What area of Political Science are you studying?

I am studying American Politics. After doing research my freshman year and taking Politics of Public Policy my sophomore year, I became particularly interested in public policy and poverty programs.

Who have been your influential professors and why?

I have been lucky to learn from many incredible professors during my time at Cornell. Two professors who profoundly influenced my Cornell experience are Professors Mettler and Michener.

Professor Mettler has fundamentally shaped the way I analyze government programs and politics, and shifted the way I view the world. I took Professor Mettler’s Intro to American Government and Politics class the fall of my freshman year, and the first reading I did for the class changed the way I think about government programs and program delivery. Professor Mettler’s passion for the subject left me wanting to learn more – which I was able to do the summer of my freshman year as her research assistant. Professor Mettler is also my Advisor in the major, and every time I meet with her I get that same inspirational feeling and verve to discover.

Professor Michener follows the pattern of inspiring and engaging Government faculty. I thought I could be interested in policy, so my sophomore year I took Politics of Public Policy with Professor Michener. I am so glad I did. Beyond being my favorite class so far at Cornell, Professor Michener’s passion for poverty and policy’s ability to solve complex political problems fueled the topic of my honor’s thesis, and helped me see that I want to work on these issues in the future. It is one of the main reasons I interned on the Hill this summer, and why I want to move to D.C. when I graduate. Her stories revealed the real-world implications of what we were studying, and made me realize why policy was so important and necessary.

Are you writing an Honor’s Thesis and what are you writing about?

I am writing an Honor’s Thesis studying the impacts of federalism on poverty policy. Specifically, I am looking at the factors that motivated the rise and design of area-based poverty initiatives to see if those factors translate to other policy arenas.

How has being a Government major helped you grow personally and professionally?

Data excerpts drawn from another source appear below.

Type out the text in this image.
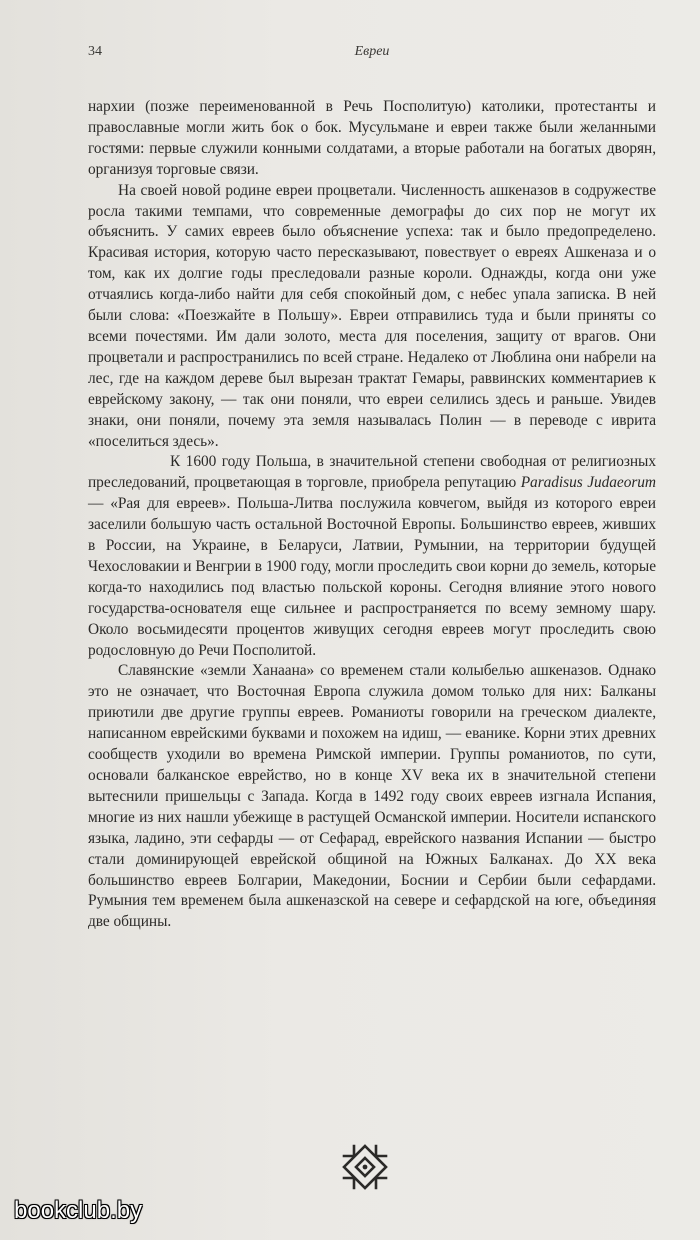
34	Евреи

нархии (позже переименованной в Речь Посполитую) католики, протестанты и православные могли жить бок о бок. Мусульмане и евреи также были желанными гостями: первые служили конными солдатами, а вторые работали на богатых дворян, организуя торговые связи.

На своей новой родине евреи процветали. Численность ашкеназов в содружестве росла такими темпами, что современные демографы до сих пор не могут их объяснить. У самих евреев было объяснение успеха: так и было предопределено. Красивая история, которую часто пересказывают, повествует о евреях Ашкеназа и о том, как их долгие годы преследовали разные короли. Однажды, когда они уже отчаялись когда-либо найти для себя спокойный дом, с небес упала записка. В ней были слова: «Поезжайте в Польшу». Евреи отправились туда и были приняты со всеми почестями. Им дали золото, места для поселения, защиту от врагов. Они процветали и распространились по всей стране. Недалеко от Люблина они набрели на лес, где на каждом дереве был вырезан трактат Гемары, раввинских комментариев к еврейскому закону, — так они поняли, что евреи селились здесь и раньше. Увидев знаки, они поняли, почему эта земля называлась Полин — в переводе с иврита «поселиться здесь».

К 1600 году Польша, в значительной степени свободная от религиозных преследований, процветающая в торговле, приобрела репутацию Paradisus Judaeorum — «Рая для евреев». Польша-Литва послужила ковчегом, выйдя из которого евреи заселили большую часть остальной Восточной Европы. Большинство евреев, живших в России, на Украине, в Беларуси, Латвии, Румынии, на территории будущей Чехословакии и Венгрии в 1900 году, могли проследить свои корни до земель, которые когда-то находились под властью польской короны. Сегодня влияние этого нового государства-основателя еще сильнее и распространяется по всему земному шару. Около восьмидесяти процентов живущих сегодня евреев могут проследить свою родословную до Речи Посполитой.

Славянские «земли Ханаана» со временем стали колыбелью ашкеназов. Однако это не означает, что Восточная Европа служила домом только для них: Балканы приютили две другие группы евреев. Романиоты говорили на греческом диалекте, написанном еврейскими буквами и похожем на идиш, — еванике. Корни этих древних сообществ уходили во времена Римской империи. Группы романиотов, по сути, основали балканское еврейство, но в конце XV века их в значительной степени вытеснили пришельцы с Запада. Когда в 1492 году своих евреев изгнала Испания, многие из них нашли убежище в растущей Османской империи. Носители испанского языка, ладино, эти сефарды — от Сефарад, еврейского названия Испании — быстро стали доминирующей еврейской общиной на Южных Балканах. До XX века большинство евреев Болгарии, Македонии, Боснии и Сербии были сефардами. Румыния тем временем была ашкеназской на севере и сефардской на юге, объединяя две общины.

bookclub.by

Cornell’s Government major helped me grow as a student and as a person. I learned about the Cornell in Washington (CIW) program in my intro Government courses and was excited about the opportunity to attend after seeing the impact of public policy in my courses sophomore year. Through CIW I was able to intern with the Law and Policy Section of the Department of Justice. I deepened my interest in policy, saw firsthand how an executive agency works, and I was able to grow a network of contacts in Washington D.C. which eventually led to an internship on the Hill that summer. I have also assisted a few Government professors with research projects during my time at Cornell, which honed the research and writing skills necessary for my internships. Being a Government major has challenged my analytic skills, taught me to communicate clearly and concisely, and helped me critically challenge foundational assumptions. The connections I have made with Government faculty and students, as well as my DC experiences have nurtured my desire to enter public service. I really believe that learning from passionate and dedicated Government faculty has helped make me the person I am today.

What kinds of opportunities outside of Cornell have you pursued, and how has being a Government major helped you land the opportunity and be successful during it?

Before coming to Cornell I thought I would like to be a lawyer some day.Since I really did not know what that would look like, I have pursued many opportunities outside of Cornell to help me figure out what exactly I want to do.

I interned with the Minnesota Elder Justice center, where I was able to use the research skills I developed as a freshman Government major to assess the quality of services available to senior citizens across Minnesota’s counties. Completing the project helped me see the importance of government programs in improving citizen’s lives.

After realizing I wanted to learn more about policy and government programs on the federal level, I interned with the Department of Justice. I could not have received that opportunity without Cornell in Washington, and the research skills and knowledge I gained from Government professors.

Finally, as an intern on the Hill, I drew on my Government policy background and research and communication skills to successfully complete fast-paced research projects in a demanding environment.

My experiences outside Cornell confirmed my interest in continuing to work on social policy once I graduate, and I hope the skills I have developed at Cornell will help me have an immediate impact.

What do you plan to do after you graduate?

After I graduate I plan to work in Washington DC for a few years doing policy research as a federal consultant, policy analyst, or associate with an advocacy group before returning to school to get a joint degree in law and public policy.